Resolution of proteases in the keratinolytic larvae of the webbing clothes moth.

The proteases of the larvae of the webbing clothes moth, Tineola bisselliella, were investigated because of this organism's phylogenetic rank as a member of the lower invertebrates, its unique position as one of the relatively few organisms that can digest keratin and its importance as a serious fabric pest. Both the number and nature of different proteolytic enzymes present were investigated and the various activities partially fractionated by ammonium sulphate precipitation and chromatography on DEAE-cellulose and Sephadex G200 columns. A complex mixture of peptidases and proteinases has been found in extracts of whole larvae and has been shown to be associated with the larval digestive tract. The proteinases include metal-chelator-sensitive proteinases (metalloproteinases) and serine proteinases but no SH-proteinases or acid proteinases.

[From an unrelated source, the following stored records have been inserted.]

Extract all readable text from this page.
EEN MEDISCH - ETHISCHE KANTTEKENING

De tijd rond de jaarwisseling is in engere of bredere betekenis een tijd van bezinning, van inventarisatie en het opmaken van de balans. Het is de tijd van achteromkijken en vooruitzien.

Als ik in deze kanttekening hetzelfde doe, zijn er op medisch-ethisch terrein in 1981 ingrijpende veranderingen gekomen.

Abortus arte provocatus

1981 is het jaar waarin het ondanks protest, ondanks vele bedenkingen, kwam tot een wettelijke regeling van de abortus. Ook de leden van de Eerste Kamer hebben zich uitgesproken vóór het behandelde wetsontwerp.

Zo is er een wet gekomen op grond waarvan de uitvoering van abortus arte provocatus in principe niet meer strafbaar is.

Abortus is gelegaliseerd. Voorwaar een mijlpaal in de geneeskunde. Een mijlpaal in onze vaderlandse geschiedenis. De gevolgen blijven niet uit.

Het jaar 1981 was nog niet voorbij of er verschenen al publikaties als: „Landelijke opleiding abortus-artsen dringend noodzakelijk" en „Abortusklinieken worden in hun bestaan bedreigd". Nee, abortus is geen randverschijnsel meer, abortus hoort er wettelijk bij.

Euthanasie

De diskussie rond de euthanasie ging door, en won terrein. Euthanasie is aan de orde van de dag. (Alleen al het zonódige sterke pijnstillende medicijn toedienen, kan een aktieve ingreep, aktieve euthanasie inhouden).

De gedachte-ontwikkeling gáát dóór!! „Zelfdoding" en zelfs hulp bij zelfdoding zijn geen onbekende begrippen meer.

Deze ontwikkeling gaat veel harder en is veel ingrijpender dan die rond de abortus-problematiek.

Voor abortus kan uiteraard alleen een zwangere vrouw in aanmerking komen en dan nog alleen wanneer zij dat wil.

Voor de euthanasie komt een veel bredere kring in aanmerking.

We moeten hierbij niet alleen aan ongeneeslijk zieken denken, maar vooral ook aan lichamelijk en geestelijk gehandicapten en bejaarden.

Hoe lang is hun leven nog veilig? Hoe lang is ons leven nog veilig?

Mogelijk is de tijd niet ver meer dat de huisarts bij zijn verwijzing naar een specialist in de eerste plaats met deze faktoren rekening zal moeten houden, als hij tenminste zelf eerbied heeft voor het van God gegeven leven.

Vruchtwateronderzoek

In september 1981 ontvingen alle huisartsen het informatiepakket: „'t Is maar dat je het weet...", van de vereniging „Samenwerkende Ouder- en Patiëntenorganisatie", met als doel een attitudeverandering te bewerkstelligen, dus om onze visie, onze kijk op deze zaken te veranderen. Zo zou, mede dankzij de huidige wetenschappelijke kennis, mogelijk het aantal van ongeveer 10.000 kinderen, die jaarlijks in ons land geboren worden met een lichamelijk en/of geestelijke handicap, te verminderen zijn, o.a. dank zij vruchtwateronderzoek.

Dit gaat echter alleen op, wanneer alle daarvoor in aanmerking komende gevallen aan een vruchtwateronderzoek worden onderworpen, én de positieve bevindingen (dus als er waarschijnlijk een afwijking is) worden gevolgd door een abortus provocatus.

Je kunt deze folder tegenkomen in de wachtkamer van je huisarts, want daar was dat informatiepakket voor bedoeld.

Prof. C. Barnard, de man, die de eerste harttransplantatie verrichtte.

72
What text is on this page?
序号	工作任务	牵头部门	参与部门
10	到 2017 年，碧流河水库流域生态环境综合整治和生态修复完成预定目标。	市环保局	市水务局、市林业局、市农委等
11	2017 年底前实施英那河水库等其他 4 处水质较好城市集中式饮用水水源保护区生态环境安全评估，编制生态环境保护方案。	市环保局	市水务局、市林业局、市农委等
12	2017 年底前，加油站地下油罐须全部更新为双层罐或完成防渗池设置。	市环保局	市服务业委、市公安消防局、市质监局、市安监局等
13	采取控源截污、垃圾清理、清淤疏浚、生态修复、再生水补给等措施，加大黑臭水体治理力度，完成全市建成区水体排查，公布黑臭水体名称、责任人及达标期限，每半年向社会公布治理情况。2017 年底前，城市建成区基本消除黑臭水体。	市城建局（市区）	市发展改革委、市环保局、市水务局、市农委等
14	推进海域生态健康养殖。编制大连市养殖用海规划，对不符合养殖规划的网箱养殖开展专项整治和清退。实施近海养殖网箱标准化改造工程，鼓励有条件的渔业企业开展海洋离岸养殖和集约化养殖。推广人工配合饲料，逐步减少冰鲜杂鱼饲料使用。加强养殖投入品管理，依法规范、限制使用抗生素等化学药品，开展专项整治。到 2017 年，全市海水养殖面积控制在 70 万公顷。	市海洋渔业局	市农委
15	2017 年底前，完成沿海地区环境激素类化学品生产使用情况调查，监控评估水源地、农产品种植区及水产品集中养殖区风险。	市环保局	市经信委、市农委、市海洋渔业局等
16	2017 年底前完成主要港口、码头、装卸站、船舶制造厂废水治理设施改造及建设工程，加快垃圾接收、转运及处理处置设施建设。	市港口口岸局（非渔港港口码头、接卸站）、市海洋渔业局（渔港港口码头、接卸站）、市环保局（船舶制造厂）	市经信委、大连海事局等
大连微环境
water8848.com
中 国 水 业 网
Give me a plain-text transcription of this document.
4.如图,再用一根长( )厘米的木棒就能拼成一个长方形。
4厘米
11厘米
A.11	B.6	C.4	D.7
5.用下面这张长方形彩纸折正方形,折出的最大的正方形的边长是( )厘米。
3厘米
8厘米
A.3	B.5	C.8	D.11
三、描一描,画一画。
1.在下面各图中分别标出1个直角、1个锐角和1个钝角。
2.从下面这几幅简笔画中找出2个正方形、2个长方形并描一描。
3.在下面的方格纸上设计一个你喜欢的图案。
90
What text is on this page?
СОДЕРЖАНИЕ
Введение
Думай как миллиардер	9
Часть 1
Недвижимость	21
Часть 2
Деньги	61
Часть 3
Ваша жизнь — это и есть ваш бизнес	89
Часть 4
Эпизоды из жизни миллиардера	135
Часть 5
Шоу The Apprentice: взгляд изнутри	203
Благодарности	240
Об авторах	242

The serine proteinases include both trypsin-like and chymotrypsin-like activities. Four major and three minor anionic trypsin-like enzymes and a single major cationic trypsin-like enzyme have been detected. Only a single anionic chymotrypsin-like enzyme appears to be present. The trypsin-like enzymes are unaffected by the naturally occurring proteinase inhibitors, chicken ovomucoid, soybean trypsin inhibitor and lima bean trypsin inhibitor, while the chymotrypsin-like enzyme is inhibited by soybean trypsin inhibitor only. The enzymes resemble the serine proteinases from microorganisms in their pH stability. The peptidases include both aminopeptidase and carboxypeptidase activities and both are present in multiple forms. Sixteen aminopeptidase bands have been detected and all are present in individual larvae. They are not inhibited completely by reagents specific for any of the common active sites, and have different specificity requirements. Two carboxypeptidases have been detected on acrylamide gels and have been completely separated on DEAE-cellulose. No evidence could be found for the existence of any of these proteases as inactive precursors.